Ask your lender what the difference in costs would be to get the same available interest rate as the 30 year fixed. It might cost a little bit more because you would be “buying down the rate”.
Not Paying That Much Principal Already – Take a regular 30 year fixed rate mortgage of $150k at 6% for example. Your monthly payment is $900 of which $750 goes towards interest and $150 goes towards principal. Not a whole lot going towards paying down the balance, huh.
In a regular 30 year fixed rate mortgage you really don’t start paying more principle than interest til year 15. And it’s because those mortgages are front loaded with interest. You could say a regular mortgage is interest only because you pay so much interest in the beginning.
Would keeping the $150 a month you’re not paying towards the mortgage help with other monthly bills?
But You Can Always Pay More – You are only required to make the interest only payment. If you want to pay more every month than do so. Anything above the interest only payment will go towards the principal balance.
Dropping Payments – One of my favorite features of the interest only mortgage was if you did pay more towards the principal balance the required monthly interest only payment would re-calculate the following month.
Regular mortgage payments do not adjust if you pay more. Those have the same payment til the day its paid off. Not so with interest only mortgages. Throw an extra $100 on top of your interest only mortgage payment one month and see next months interest only payment go down. It will not be a lot in that instance but it will go down.
Might Not Have To Refinance Again – The #1 reason why people refinance is to lower their payment. Since you have the lowest required monthly payment already, there might not be a reason to refinance unless you can save interest and get into another interest only mortgage. This will save you a couple thousand dollars in closing costs from doing a new loan.
Some people get confused with interest only mortgages. I have heard of people closing on one, making a payment or two, notice their balance is not going down and then call the mortgage company back raising hell saying they think the bank never wants them to pay the house off.
Turns out they got so focused on the payment being lower than anything else they were hearing while doing their shopping they did not hear it was interest only.
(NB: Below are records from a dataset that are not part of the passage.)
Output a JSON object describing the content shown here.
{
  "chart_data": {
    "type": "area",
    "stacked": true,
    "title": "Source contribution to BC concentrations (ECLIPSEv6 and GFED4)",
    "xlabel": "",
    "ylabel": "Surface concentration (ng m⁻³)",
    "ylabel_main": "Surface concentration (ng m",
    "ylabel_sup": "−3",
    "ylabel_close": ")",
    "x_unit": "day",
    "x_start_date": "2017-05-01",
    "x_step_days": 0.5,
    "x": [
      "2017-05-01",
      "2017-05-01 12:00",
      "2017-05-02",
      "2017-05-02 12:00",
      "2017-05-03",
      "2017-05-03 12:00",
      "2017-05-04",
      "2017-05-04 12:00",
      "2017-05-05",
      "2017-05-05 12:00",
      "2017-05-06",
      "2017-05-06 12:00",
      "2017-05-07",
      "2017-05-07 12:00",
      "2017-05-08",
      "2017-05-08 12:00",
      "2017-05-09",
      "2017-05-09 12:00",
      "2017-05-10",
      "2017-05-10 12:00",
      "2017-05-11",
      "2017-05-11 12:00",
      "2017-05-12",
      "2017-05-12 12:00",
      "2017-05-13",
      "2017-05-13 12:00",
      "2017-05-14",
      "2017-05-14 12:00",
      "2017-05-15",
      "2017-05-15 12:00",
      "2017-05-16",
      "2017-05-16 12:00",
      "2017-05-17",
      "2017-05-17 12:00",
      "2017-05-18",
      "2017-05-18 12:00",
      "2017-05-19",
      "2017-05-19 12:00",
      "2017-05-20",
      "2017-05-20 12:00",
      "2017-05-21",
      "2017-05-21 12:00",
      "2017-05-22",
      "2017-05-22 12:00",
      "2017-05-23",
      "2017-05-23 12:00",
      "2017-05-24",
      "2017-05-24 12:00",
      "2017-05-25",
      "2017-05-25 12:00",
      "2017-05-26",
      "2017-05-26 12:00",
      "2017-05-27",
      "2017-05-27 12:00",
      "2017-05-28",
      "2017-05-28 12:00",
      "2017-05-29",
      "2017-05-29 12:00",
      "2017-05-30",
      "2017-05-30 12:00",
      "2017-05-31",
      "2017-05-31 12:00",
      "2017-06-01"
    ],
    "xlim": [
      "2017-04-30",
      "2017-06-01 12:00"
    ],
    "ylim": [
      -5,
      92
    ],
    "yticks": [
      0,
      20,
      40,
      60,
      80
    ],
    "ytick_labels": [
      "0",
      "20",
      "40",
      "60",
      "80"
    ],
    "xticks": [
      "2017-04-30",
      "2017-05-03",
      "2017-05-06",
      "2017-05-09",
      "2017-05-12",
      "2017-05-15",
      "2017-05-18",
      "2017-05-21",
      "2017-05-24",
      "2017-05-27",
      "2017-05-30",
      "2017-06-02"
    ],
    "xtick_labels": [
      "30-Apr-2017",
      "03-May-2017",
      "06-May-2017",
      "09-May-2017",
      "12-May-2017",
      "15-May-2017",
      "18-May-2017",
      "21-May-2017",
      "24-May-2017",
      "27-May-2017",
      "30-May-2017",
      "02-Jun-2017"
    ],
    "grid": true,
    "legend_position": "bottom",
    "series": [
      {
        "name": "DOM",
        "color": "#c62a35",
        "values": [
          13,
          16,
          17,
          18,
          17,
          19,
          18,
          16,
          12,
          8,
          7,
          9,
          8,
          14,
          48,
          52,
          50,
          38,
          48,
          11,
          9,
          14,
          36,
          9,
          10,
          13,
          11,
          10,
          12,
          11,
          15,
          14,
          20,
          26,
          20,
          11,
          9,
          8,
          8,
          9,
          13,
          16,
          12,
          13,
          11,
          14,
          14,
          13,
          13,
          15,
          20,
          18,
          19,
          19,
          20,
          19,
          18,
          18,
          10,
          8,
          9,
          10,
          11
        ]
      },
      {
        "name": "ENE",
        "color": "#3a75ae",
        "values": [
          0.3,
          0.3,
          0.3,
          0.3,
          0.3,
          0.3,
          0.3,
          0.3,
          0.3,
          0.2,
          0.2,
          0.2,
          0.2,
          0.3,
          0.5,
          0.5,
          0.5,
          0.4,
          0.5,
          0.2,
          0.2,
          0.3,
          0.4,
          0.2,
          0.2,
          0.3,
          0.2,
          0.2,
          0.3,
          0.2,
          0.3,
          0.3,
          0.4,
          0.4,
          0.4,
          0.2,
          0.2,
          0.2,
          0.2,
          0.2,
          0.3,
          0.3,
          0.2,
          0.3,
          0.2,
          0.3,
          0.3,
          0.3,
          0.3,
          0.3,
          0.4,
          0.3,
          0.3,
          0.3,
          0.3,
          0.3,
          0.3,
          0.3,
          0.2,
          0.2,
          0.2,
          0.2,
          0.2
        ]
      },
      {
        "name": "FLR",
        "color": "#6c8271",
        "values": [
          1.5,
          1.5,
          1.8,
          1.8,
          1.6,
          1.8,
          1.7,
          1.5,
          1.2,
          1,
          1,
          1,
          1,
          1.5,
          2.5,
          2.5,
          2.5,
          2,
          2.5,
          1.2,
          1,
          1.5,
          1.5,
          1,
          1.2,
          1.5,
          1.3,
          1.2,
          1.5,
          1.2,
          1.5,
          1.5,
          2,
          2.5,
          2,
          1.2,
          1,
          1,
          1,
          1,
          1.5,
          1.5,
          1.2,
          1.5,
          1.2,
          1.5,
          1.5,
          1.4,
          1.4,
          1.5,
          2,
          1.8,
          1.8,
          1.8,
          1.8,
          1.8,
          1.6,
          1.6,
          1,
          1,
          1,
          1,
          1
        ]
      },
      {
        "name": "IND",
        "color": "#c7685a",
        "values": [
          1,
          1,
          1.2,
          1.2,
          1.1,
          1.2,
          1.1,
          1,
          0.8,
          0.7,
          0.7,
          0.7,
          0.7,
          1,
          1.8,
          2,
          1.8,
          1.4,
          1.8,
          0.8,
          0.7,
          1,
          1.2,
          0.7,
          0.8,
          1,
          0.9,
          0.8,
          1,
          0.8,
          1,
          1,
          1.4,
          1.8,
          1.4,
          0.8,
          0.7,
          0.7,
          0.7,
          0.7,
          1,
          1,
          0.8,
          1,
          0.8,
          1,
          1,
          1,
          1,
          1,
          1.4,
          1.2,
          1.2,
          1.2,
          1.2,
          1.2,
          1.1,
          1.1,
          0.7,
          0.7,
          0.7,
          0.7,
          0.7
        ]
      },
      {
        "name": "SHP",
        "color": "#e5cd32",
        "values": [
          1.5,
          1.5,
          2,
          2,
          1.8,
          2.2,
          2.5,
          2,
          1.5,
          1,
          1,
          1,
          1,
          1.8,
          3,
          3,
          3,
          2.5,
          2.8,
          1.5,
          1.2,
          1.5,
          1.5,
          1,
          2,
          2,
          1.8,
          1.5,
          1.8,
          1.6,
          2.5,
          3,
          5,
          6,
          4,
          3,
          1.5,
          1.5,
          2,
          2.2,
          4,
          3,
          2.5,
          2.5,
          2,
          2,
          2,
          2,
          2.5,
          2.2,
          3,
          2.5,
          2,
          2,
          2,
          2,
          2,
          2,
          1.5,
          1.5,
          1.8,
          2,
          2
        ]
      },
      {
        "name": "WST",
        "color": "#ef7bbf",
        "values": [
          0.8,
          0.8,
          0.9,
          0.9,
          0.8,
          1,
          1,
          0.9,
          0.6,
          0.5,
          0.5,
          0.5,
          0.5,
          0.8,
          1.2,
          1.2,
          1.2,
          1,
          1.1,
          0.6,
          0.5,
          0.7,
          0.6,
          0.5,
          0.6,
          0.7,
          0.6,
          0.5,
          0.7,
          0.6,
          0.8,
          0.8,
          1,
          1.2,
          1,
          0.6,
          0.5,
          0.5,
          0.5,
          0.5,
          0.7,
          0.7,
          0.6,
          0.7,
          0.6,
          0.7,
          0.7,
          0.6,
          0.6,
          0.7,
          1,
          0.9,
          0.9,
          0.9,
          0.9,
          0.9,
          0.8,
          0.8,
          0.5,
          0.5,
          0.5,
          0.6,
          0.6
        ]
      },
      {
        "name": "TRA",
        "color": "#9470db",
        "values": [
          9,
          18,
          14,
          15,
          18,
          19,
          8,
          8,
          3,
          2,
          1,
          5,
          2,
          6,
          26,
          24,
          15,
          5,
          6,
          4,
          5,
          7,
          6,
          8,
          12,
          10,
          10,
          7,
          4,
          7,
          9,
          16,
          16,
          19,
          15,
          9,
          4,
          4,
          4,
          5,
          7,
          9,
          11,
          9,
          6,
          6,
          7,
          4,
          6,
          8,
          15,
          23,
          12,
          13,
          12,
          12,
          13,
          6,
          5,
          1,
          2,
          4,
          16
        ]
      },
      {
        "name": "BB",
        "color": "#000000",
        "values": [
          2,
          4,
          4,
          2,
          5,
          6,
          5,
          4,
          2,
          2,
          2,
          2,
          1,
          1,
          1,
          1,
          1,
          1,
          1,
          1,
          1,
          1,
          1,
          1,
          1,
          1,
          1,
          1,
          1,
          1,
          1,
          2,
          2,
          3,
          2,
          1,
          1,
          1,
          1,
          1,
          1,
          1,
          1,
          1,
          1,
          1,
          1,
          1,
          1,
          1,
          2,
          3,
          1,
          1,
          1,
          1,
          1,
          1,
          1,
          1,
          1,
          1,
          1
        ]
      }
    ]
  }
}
An explanation or two has had to happen which is all good. In many cases they were happier than before after hearing the benefits of the interest only mortgage which is the interest only payment.
When you get your mortgage statement you can throw additional money on top of the payment or not. It’s up to you. The biggest reason people refinance their homes is to lower their payments. So instead of throwing that additional $200 towards the balance this month just keep it in your pocket. After 3 months that’s $600 in your pocket and you do not have to pay thousands of dollars to refinance your loan to take cash out.
The interest only mortgage gives the borrower security in a fixed rate mortgage, the option to pay down their mortgage, and be able to see their payments slowly drop with it. What savvy borrowers do with their interest only mortgage is make what a normal 30 year fixed principal and interest payment would be so their payment would not change in ten years at all.